HOUSTON – For many consumers, it's easy to swipe your credit card when making a big purchase.
However, increasing your credit card utilization rate can have a negative effect to your credit score.
A new report from CompareCards.com says Houston has the 5th highest rate at 32.7%.
Trevor Shakiba, private wealth advisor with Ameriprise Financial, shares his top financial tips when it comes to lowering your utilization rate.
Every dollar counts, to pay off those balances. - Trevor Shakiba
What’s your credit card utilization rate and why does it matter?
- First, what exactly is a credit card utilization rate?
- It’s the comparison of your balance to your available credit
- $3k in credit card debt with a $10k limit = 30% utilization rate
- The lower the better
- Your utilization rate is the 2 nd most important factor in determining your credit score
- Only your payment history is more important
- Houston has the 5 th highest rate at 32.7%
- Houston also has an average credit card balance of over $5,500
- So, what can you do to improve this? Pay down the balances!

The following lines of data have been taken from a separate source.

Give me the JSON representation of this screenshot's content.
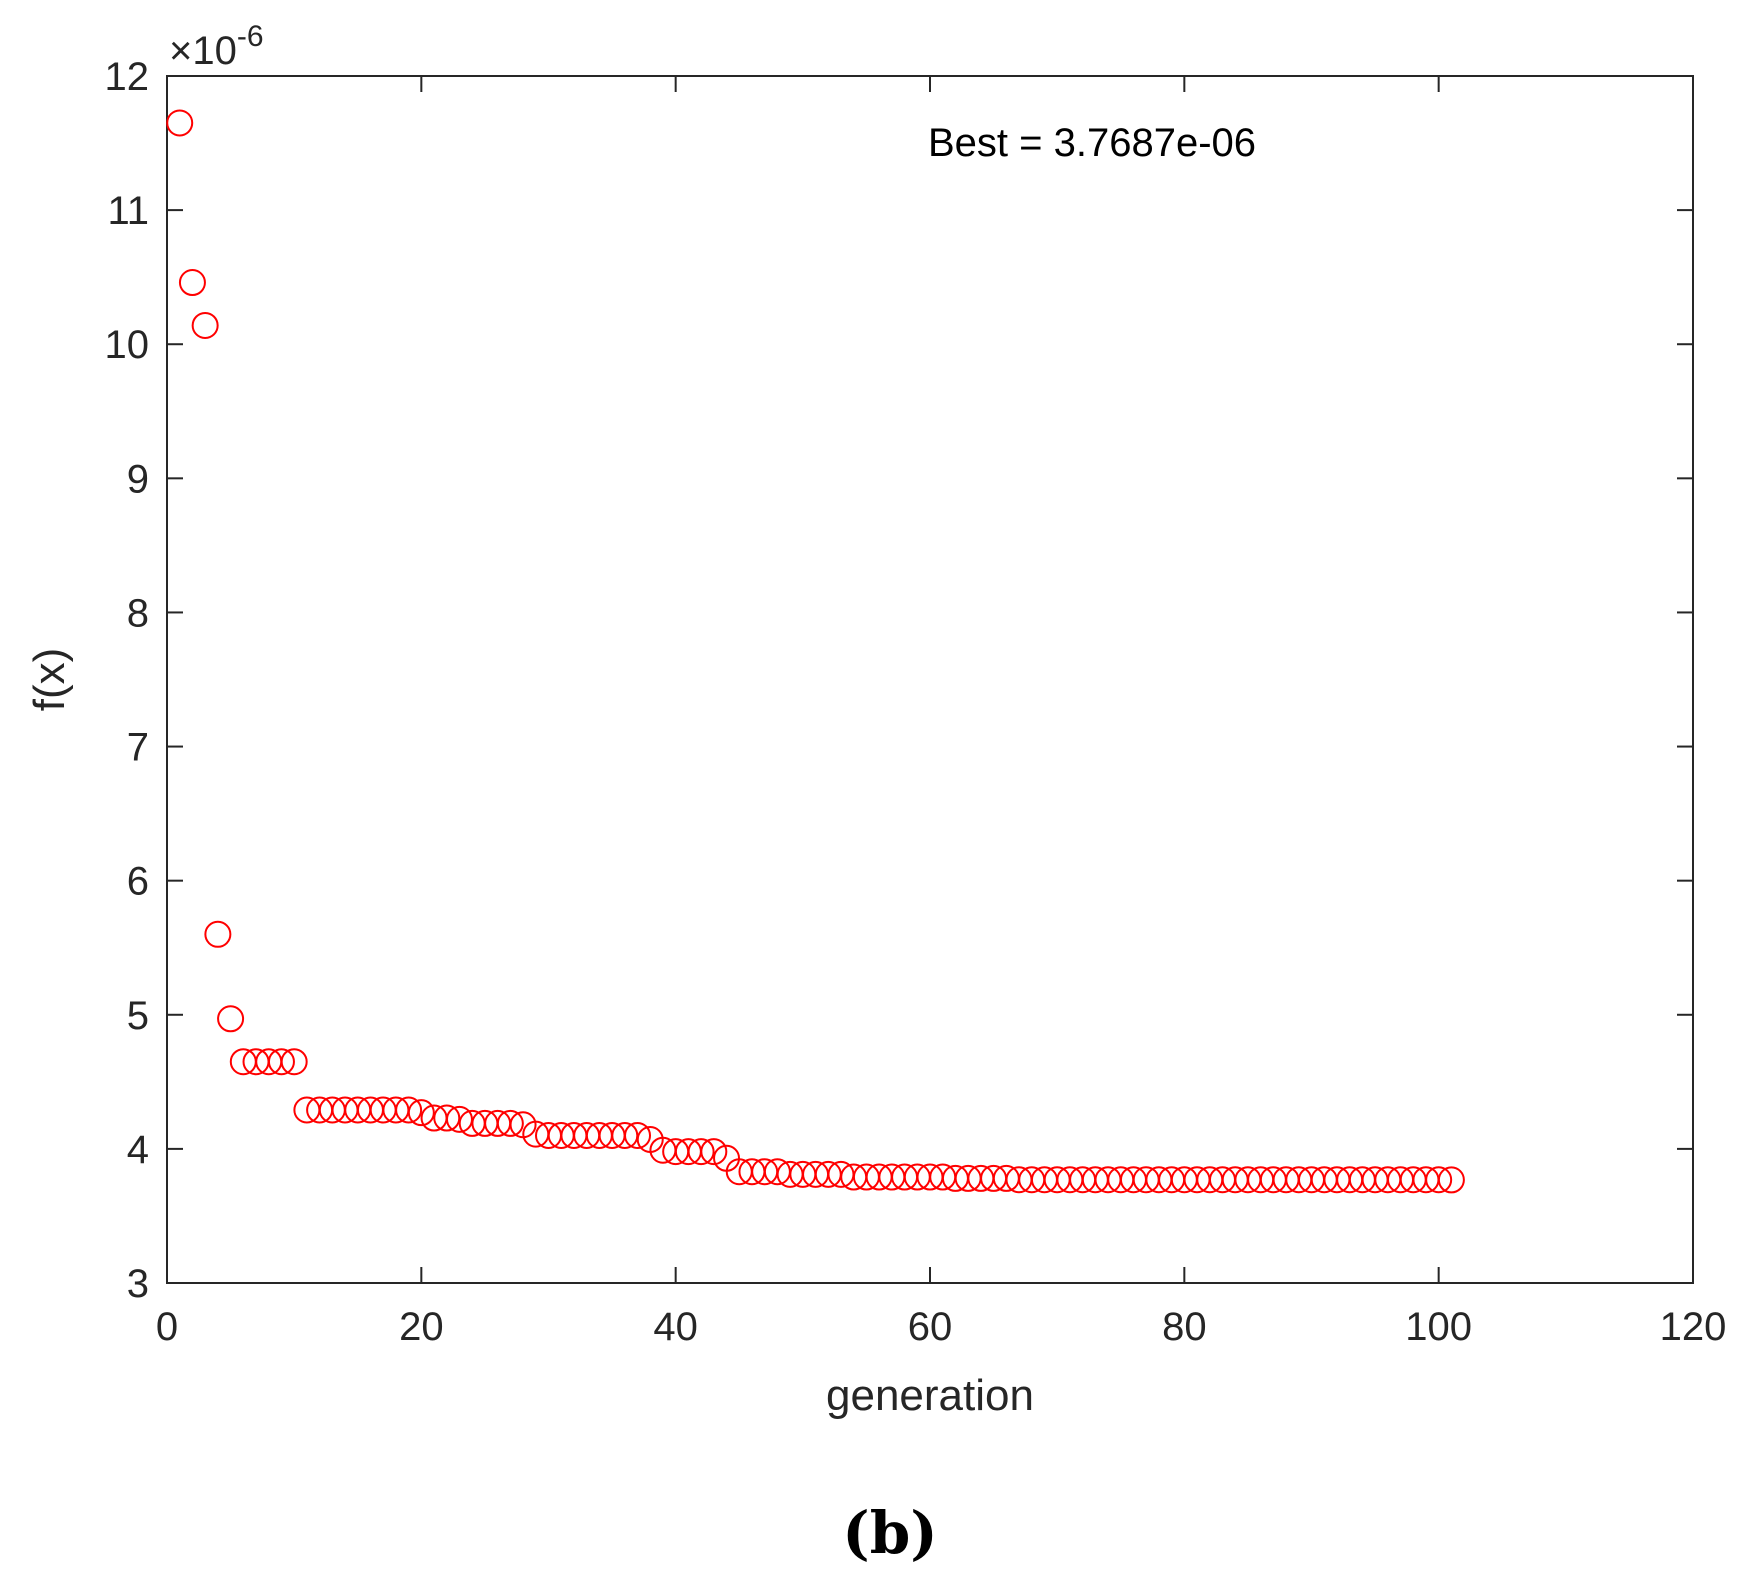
{
  "chart_data": {
    "type": "scatter",
    "xlabel": "generation",
    "ylabel": "f(x)",
    "xlim": [
      0,
      120
    ],
    "ylim": [
      3,
      12
    ],
    "x_ticks": [
      "0",
      "20",
      "40",
      "60",
      "80",
      "100",
      "120"
    ],
    "y_ticks": [
      "3",
      "4",
      "5",
      "6",
      "7",
      "8",
      "9",
      "10",
      "11",
      "12"
    ],
    "y_exponent": "-6",
    "annotation": "Best = 3.7687e-06",
    "panel_label": "(b)",
    "marker": "open-circle",
    "marker_color": "#ff0000",
    "axis_color": "#262626",
    "grid": false,
    "series": [
      {
        "x": [
          1,
          2,
          3,
          4,
          5,
          6,
          7,
          8,
          9,
          10,
          11,
          12,
          13,
          14,
          15,
          16,
          17,
          18,
          19,
          20,
          21,
          22,
          23,
          24,
          25,
          26,
          27,
          28,
          29,
          30,
          31,
          32,
          33,
          34,
          35,
          36,
          37,
          38,
          39,
          40,
          41,
          42,
          43,
          44,
          45,
          46,
          47,
          48,
          49,
          50,
          51,
          52,
          53,
          54,
          55,
          56,
          57,
          58,
          59,
          60,
          61,
          62,
          63,
          64,
          65,
          66,
          67,
          68,
          69,
          70,
          71,
          72,
          73,
          74,
          75,
          76,
          77,
          78,
          79,
          80,
          81,
          82,
          83,
          84,
          85,
          86,
          87,
          88,
          89,
          90,
          91,
          92,
          93,
          94,
          95,
          96,
          97,
          98,
          99,
          100,
          101
        ],
        "y": [
          11.65,
          10.46,
          10.14,
          5.6,
          4.97,
          4.65,
          4.65,
          4.65,
          4.65,
          4.65,
          4.29,
          4.29,
          4.29,
          4.29,
          4.29,
          4.29,
          4.29,
          4.29,
          4.29,
          4.27,
          4.23,
          4.23,
          4.22,
          4.19,
          4.19,
          4.19,
          4.19,
          4.18,
          4.11,
          4.1,
          4.1,
          4.1,
          4.1,
          4.1,
          4.1,
          4.1,
          4.1,
          4.07,
          3.99,
          3.98,
          3.98,
          3.98,
          3.98,
          3.93,
          3.83,
          3.83,
          3.83,
          3.83,
          3.81,
          3.81,
          3.81,
          3.81,
          3.81,
          3.79,
          3.79,
          3.79,
          3.79,
          3.79,
          3.79,
          3.79,
          3.79,
          3.78,
          3.78,
          3.78,
          3.78,
          3.78,
          3.77,
          3.77,
          3.77,
          3.77,
          3.77,
          3.77,
          3.77,
          3.77,
          3.77,
          3.77,
          3.77,
          3.77,
          3.77,
          3.77,
          3.77,
          3.77,
          3.77,
          3.77,
          3.77,
          3.77,
          3.77,
          3.77,
          3.77,
          3.77,
          3.77,
          3.77,
          3.77,
          3.77,
          3.77,
          3.77,
          3.77,
          3.77,
          3.77,
          3.77,
          3.7687
        ]
      }
    ]
  }
}
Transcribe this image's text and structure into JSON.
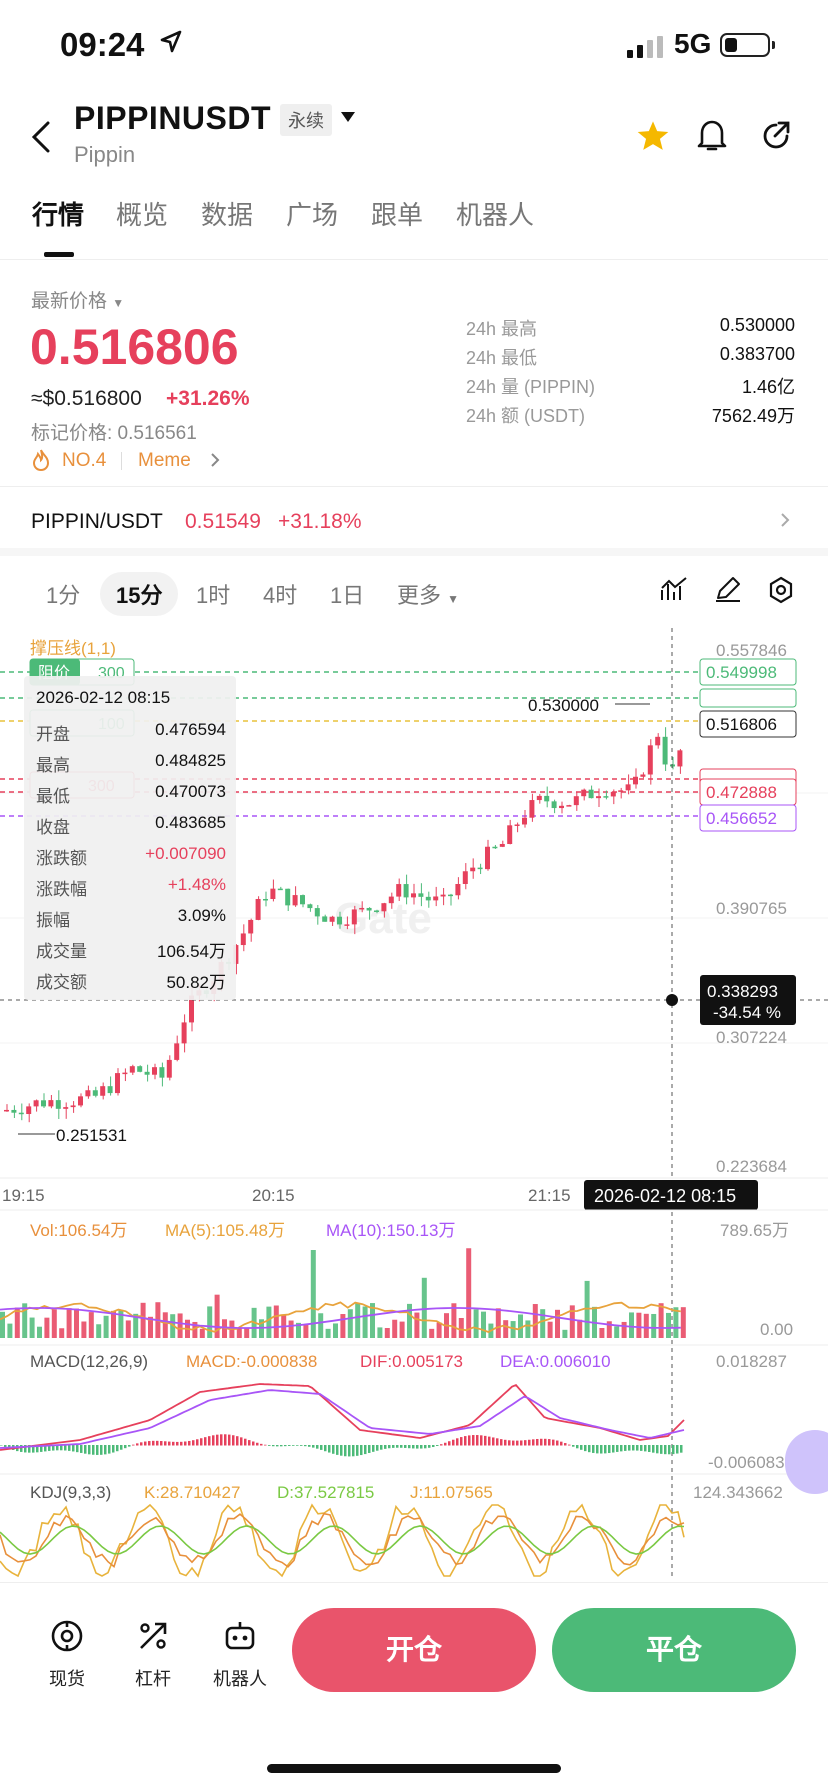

- This goes without saying!
- Experts say to keep your rate below 30%
- I recommend keeping it at 0%
- Do anything and everything to eliminate high interest credit card debt!
- High interest debt is THE biggest impediment to building wealth
- Increase your credit limit!
- Caution! Be careful here not to simply charge more!!!
- 64% of cardholders who asked for a higher limit received one
- Average increase was more than $2,000
- Add another card to your wallet!
- As above, make sure you don’t go on a spending spree!
- It’s all about the Math.
- Lower balances on all of your cards equals a lower utilization rate
- Take advantage of 0% introductory offers as well!